During that time (let’s say 2 years) the future buyers will hopefully implement a plan to make that purchase happen. Their chances of being able to qualify should be much greater than it is in the beginning. They will have two years of stability in their residency. They will have hopefully shown the ability to make timely rent payments over that period. They may have made improvements to the property to add value and appeal. They have built at least part of their down payment through the option consideration, rent credits, and maybe a small savings account. They’re now in a much better position to qualify for a mortgage as long as they’ve stuck with their plan and looked at home ownership as a dream progressively coming true.

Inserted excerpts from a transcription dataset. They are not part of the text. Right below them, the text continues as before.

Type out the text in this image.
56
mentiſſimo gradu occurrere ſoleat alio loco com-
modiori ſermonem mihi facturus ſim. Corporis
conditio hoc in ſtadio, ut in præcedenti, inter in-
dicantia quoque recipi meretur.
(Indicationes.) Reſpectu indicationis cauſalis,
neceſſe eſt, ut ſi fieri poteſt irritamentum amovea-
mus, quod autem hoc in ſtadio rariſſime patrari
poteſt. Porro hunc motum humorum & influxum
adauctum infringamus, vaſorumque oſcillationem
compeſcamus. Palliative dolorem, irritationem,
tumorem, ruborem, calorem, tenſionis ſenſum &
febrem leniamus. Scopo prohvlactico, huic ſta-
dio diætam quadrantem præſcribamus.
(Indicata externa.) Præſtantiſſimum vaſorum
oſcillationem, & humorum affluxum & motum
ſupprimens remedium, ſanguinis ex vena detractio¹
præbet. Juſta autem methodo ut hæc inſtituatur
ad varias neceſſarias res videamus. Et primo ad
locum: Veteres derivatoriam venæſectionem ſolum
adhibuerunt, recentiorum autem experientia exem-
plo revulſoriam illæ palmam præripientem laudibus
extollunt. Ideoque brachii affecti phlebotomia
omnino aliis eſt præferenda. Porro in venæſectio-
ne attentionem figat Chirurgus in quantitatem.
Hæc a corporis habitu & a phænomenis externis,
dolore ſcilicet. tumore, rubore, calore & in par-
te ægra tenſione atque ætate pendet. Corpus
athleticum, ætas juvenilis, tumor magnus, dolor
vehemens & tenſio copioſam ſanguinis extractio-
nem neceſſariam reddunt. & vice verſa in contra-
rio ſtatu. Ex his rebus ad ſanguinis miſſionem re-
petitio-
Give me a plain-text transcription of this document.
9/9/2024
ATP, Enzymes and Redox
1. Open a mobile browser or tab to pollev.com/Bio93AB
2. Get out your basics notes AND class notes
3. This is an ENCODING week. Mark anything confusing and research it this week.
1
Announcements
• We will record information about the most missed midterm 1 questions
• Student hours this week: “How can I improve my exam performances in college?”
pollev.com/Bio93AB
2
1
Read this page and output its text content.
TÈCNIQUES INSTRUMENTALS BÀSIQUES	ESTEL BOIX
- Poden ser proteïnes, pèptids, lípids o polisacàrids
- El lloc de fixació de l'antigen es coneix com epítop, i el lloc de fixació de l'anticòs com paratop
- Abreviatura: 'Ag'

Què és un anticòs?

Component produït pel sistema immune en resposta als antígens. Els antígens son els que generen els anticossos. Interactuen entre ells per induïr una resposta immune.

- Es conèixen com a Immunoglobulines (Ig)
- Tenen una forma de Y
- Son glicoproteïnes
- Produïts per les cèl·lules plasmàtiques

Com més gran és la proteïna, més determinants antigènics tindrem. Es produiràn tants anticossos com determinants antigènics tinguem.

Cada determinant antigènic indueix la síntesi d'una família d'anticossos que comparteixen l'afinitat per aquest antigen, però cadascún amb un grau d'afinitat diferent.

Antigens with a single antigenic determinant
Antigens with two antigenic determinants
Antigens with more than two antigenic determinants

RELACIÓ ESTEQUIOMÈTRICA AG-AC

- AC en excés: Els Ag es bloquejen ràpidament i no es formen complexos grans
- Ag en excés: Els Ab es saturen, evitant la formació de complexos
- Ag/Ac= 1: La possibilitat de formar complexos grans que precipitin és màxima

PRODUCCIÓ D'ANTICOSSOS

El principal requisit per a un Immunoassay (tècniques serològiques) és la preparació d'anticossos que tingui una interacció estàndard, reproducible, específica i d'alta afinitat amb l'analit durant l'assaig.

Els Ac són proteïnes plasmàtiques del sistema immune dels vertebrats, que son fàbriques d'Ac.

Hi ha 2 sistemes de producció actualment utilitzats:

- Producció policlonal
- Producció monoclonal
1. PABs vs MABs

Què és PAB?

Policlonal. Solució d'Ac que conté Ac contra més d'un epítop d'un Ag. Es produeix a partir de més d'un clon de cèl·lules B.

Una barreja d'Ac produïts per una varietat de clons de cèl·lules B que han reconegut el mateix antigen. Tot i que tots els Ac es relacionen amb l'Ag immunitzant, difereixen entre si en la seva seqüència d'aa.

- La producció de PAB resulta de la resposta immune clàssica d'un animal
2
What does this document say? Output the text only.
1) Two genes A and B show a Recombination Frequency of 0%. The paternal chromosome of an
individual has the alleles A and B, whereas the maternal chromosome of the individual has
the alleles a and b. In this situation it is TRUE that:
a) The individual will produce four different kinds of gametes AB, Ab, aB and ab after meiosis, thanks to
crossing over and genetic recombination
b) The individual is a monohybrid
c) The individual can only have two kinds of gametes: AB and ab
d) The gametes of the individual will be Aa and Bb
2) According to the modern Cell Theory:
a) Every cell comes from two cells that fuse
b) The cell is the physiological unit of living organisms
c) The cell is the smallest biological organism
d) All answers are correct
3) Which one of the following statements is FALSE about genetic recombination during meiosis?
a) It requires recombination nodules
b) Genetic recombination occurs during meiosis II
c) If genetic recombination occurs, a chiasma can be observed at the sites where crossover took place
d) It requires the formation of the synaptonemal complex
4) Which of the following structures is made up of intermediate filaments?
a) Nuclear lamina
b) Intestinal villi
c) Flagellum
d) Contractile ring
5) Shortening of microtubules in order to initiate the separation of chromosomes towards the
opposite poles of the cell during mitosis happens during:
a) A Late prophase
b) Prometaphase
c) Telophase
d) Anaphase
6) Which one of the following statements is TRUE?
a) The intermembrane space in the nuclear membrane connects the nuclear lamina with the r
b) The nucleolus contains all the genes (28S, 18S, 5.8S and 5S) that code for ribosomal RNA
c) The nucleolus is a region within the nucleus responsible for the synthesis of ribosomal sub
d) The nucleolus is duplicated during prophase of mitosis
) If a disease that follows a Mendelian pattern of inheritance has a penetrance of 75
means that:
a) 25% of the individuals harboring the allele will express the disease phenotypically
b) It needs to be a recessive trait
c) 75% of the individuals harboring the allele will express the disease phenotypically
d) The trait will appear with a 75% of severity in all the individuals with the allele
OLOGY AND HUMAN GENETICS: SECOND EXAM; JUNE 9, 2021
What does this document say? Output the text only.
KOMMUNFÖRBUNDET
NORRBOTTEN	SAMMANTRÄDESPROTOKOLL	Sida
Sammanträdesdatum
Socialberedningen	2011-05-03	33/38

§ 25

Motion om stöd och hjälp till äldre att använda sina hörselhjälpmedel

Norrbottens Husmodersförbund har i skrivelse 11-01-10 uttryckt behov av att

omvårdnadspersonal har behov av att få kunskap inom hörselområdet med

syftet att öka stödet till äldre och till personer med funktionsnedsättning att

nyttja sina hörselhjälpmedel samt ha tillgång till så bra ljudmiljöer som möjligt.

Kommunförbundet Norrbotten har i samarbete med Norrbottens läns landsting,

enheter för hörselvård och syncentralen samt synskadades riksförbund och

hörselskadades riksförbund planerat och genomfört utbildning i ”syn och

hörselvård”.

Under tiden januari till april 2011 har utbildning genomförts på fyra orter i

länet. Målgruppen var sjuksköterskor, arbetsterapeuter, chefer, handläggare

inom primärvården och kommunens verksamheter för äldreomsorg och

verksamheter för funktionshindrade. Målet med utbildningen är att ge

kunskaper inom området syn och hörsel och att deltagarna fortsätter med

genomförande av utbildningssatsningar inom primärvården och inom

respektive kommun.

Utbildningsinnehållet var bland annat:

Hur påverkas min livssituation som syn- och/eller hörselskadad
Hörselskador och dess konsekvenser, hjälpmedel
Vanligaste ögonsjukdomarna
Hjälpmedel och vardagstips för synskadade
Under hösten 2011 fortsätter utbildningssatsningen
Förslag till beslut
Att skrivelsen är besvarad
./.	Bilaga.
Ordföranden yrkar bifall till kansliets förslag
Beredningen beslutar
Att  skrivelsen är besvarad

Now, I will concede that many, if not most, will never stick to the plan. It’s hard to break a life’s worth of bad financial habits in a year or two. But it can be done. And some that won’t qualify now may be the result of circumstances beyond their control such as divorce, illness, accident, etc. Those people may be good credit risks with bad current circumstances.

As an aside, I try to encourage these future buyers as much as I can during their rental period. I call or drop by occasionally to see how they’re doing. I send them notices of how long it will be before they are “owners” (sort of a countdown to the American Dream). I help them with a plan for saving for that day. In other words, I hold their hands though the process.

And last, I have never had a lender deny the use of rent credits towards down payment. If they do, you need to send the buyer to another lender.

Hope this eases your concerns about lease/options. They’re great for both sides.